La voix tellement essentielle de Coralie
Coralie prend la parole pour braquer les projecteurs sur l’inceste, l’«angle mort» des agressions sexuelles


Josée Legault
Son nom est Coralie. Coralie Léveillé. Elle a 27 ans. Coralie a posé un geste d’un immense courage. Elle a retrouvé sa voix pour aider d’autres victimes à retrouver la leur, étouffée par le tabou persistant qu’est l’inceste.
Vendredi, son père Jean-Claude Apollo, alias Giovanni Apollo, comparaissait pour des accusations d’agression sexuelle, d’exploitation sexuelle et de contacts sexuels s’étalant de 2011 à 2017.
Coralie a choisi de révéler que la victime alléguée, c’était elle – la fille de l’ex-chef et ex-vedette déchue du petit écran.
En entrevue dans les médias, Coralie s’est expliquée sur sa décision. Elle veut qu’on lève le voile, sans complaisance, sur le phénomène pernicieux de l’inceste.
Car l’inceste, qu’on nomme aussi «violence sexuelle intrafamiliale», on n’en parle à peu près jamais. Le phénomène sévit pourtant dans plusieurs sociétés, dites «avancées» ou pas, depuis la nuit des temps.
Le Québec ne fait pas exception. De la colonie jusqu’à la Grande noirceur, de nombreux enfants et adolescents, dont une forte majorité de filles, ont été agressés et exploités au sein de leur propre famille.
Le silence des agneaux
Ils l’ont été soit par un père, ou un oncle, un frère, un cousin, etc. S’ajoutaient, dans la société élargie, des agressions sexuelles tout aussi cachées par des prêtres ou des curés.
Sous ce double joug – famille et clergé –, une culture insidieuse du silence s’est installée pour prétendument «protéger» l’intégrité du noyau familial et l’autorité de l’Église.
Les enfants agressés, eux, en étaient les agneaux sacrificiels. Souvent même avec la complicité tacite ou l’aveuglement volontaire du reste de la famille.

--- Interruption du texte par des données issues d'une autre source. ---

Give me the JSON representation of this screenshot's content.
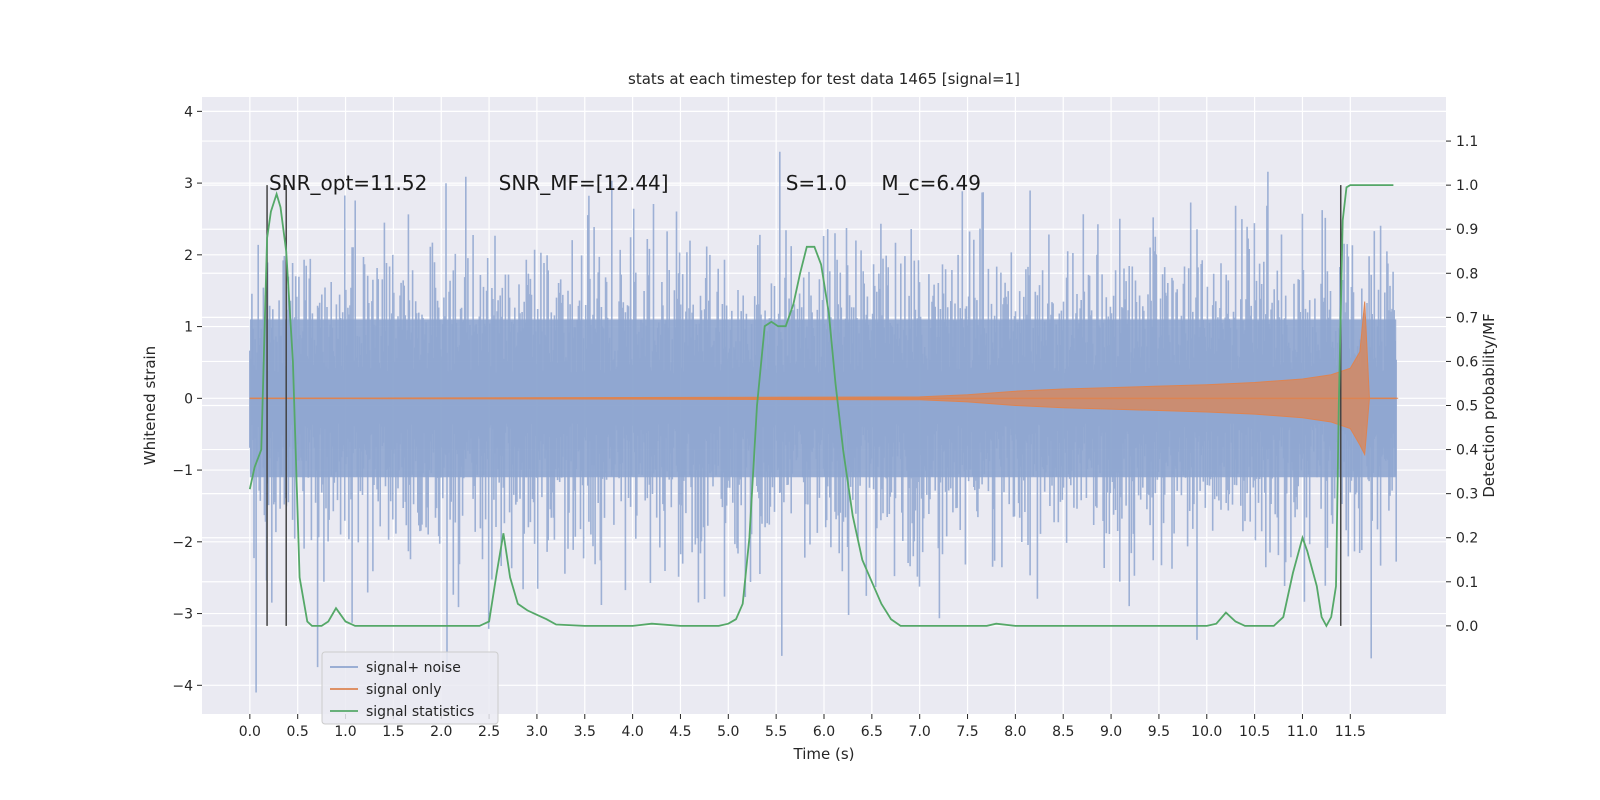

Le clergé ayant fait son temps, ce même silence des agneaux s’est perpétué au sein de familles où des agressions continuent d’avoir lieu.
D’où l’importance vitale que prend la voix de Coralie. Car si elle parle, c’est pour braquer les projecteurs sur l’«angle mort» des agressions sexuelles, comme elle le dit avec grande justesse, qu’est l’inceste.
Ce même «angle mort» l’est depuis toujours parce qu’il renvoie à l’inconcevable. Un inconcevable trop réel. Coralie a la force inouïe de sonner l’alarme.
Briser le silence
Ce silence assourdissant, il faut l’extirper de sa caverne séculaire pour exposer le crime qu’est l’inceste et le combattre au grand jour.
En 2023, l’actrice française Emmanuelle Béart levait le voile à son tour. Victime d’inceste, elle coréalisait le documentaire-choc Un silence si bruyant.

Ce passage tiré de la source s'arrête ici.